Q. Does anything concern or scare you about the future of digital technology?
A. A lot of people feel like the pace of technological change is accelerating – because it is. A little more than a decade ago, smartphones didn’t exist. Four decades ago, no one owned a computer. Today we’re testing self-driving cars, designing lifelike robots and exploring new frontiers in space.
There’s a lot to be excited about for the future of technology and this rapid pace of change. But I do wonder whether there is enough discussion about the effect new technologies can have on societies from a political viewpoint.
It seems like some new technologies might simply obscure many of the political decisions that citizens and governments need to make. By that, I mean a lot of issues that should be subject to democratic scrutiny and participation get labelled as “technology,” and as technology are seen to be something neutral. Many decisions then pass on autopilot because they are presented as apolitical questions of efficiency – seeking the most optimal solution to a problem.
But this overlooks the fact that some technology privileges certain groups over others and discriminates against other groups, or enables certain political forces to take greater control over individuals.

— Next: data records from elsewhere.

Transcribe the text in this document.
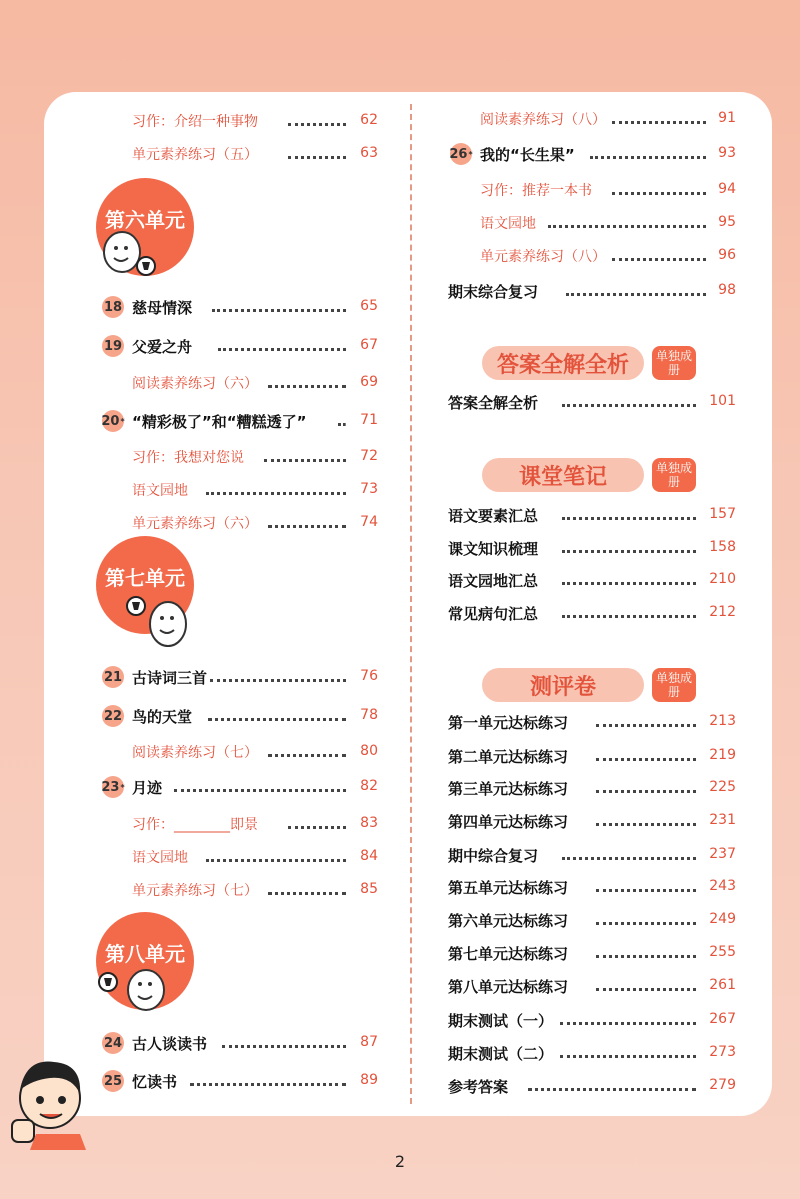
习作：介绍一种事物	62
单元素养练习（五）	63
18 慈母情深	65
19 父爱之舟	67
阅读素养练习（六）	69
20 * “精彩极了”和“糟糕透了”	71
习作：我想对您说	72
语文园地	73
单元素养练习（六）	74
21 古诗词三首	76
22 鸟的天堂	78
阅读素养练习（七）	80
23 * 月迹	82
习作：________即景	83
语文园地	84
单元素养练习（七）	85
24 古人谈读书	87
25 忆读书	89
阅读素养练习（八）	91
26 * 我的“长生果”	93
习作：推荐一本书	94
语文园地	95
单元素养练习（八）	96
期末综合复习	98
答案全解全析	101
语文要素汇总	157
课文知识梳理	158
语文园地汇总	210
常见病句汇总	212
第一单元达标练习	213
第二单元达标练习	219
第三单元达标练习	225
第四单元达标练习	231
期中综合复习	237
第五单元达标练习	243
第六单元达标练习	249
第七单元达标练习	255
第八单元达标练习	261
期末测试（一）	267
期末测试（二）	273
参考答案	279
第六单元
第七单元
第八单元
答案全解全析	单独成册
课堂笔记	单独成册
测评卷	单独成册
2
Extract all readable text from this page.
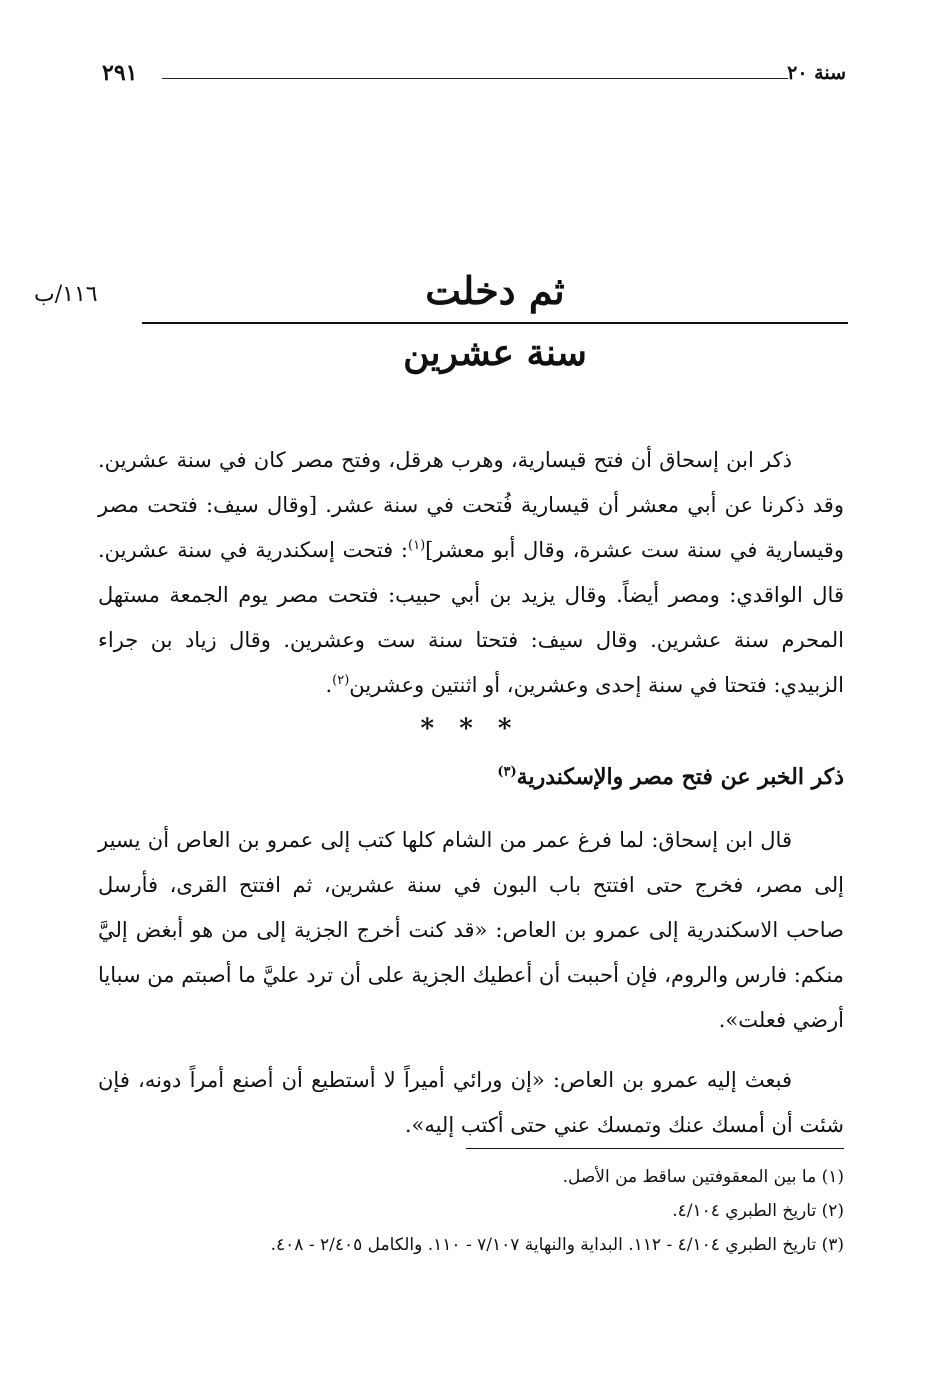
سنة ٢٠
٢٩١
١١٦/ب	ثم دخلت
سنة عشرين

ذكر ابن إسحاق أن فتح قيسارية، وهرب هرقل، وفتح مصر كان في سنة عشرين. وقد ذكرنا عن أبي معشر أن قيسارية فُتحت في سنة عشر. [وقال سيف: فتحت مصر وقيسارية في سنة ست عشرة، وقال أبو معشر]$^{(١)}$: فتحت إسكندرية في سنة عشرين. قال الواقدي: ومصر أيضاً. وقال يزيد بن أبي حبيب: فتحت مصر يوم الجمعة مستهل المحرم سنة عشرين. وقال سيف: فتحتا سنة ست وعشرين. وقال زياد بن جراء الزبيدي: فتحتا في سنة إحدى وعشرين، أو اثنتين وعشرين$^{(٢)}$.

* * *
ذكر الخبر عن فتح مصر والإسكندرية$^{(٣)}$

قال ابن إسحاق: لما فرغ عمر من الشام كلها كتب إلى عمرو بن العاص أن يسير إلى مصر، فخرج حتى افتتح باب البون في سنة عشرين، ثم افتتح القرى، فأرسل صاحب الاسكندرية إلى عمرو بن العاص: «قد كنت أخرج الجزية إلى من هو أبغض إليَّ منكم: فارس والروم، فإن أحببت أن أعطيك الجزية على أن ترد عليَّ ما أصبتم من سبايا أرضي فعلت».

فبعث إليه عمرو بن العاص: «إن ورائي أميراً لا أستطيع أن أصنع أمراً دونه، فإن شئت أن أمسك عنك وتمسك عني حتى أكتب إليه».

(١) ما بين المعقوفتين ساقط من الأصل.
(٢) تاريخ الطبري ٤/١٠٤.
(٣) تاريخ الطبري ٤/١٠٤ - ١١٢. البداية والنهاية ٧/١٠٧ - ١١٠. والكامل ٢/٤٠٥ - ٤٠٨.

I think there is growing recognition of these kinds of concerns in debates about algorithmic bias and facial recognition. But across the board, we need to be sure we are asking the right questions about the potential impacts of new technologies.
Q. What would be your advice to UVA students who are looking to follow a similar career path?
A. Stay open to chance and the unexpected. I was already on a stable career path when the opportunity to join Commissioner Rosenworcel’s office came my way. I had a hundred reasons to stay put, but I seized the opportunity without knowing where it would lead. I have no regrets.
Also if you get the chance, consider government service. The country needs you.
Q. How did UVA prepare you for what you’re doing now?
A. The professors and students at UVA inspired in me a lifelong commitment to use whatever talents or abilities I have to help others. This has been the most important thing I took with me from Charlottesville.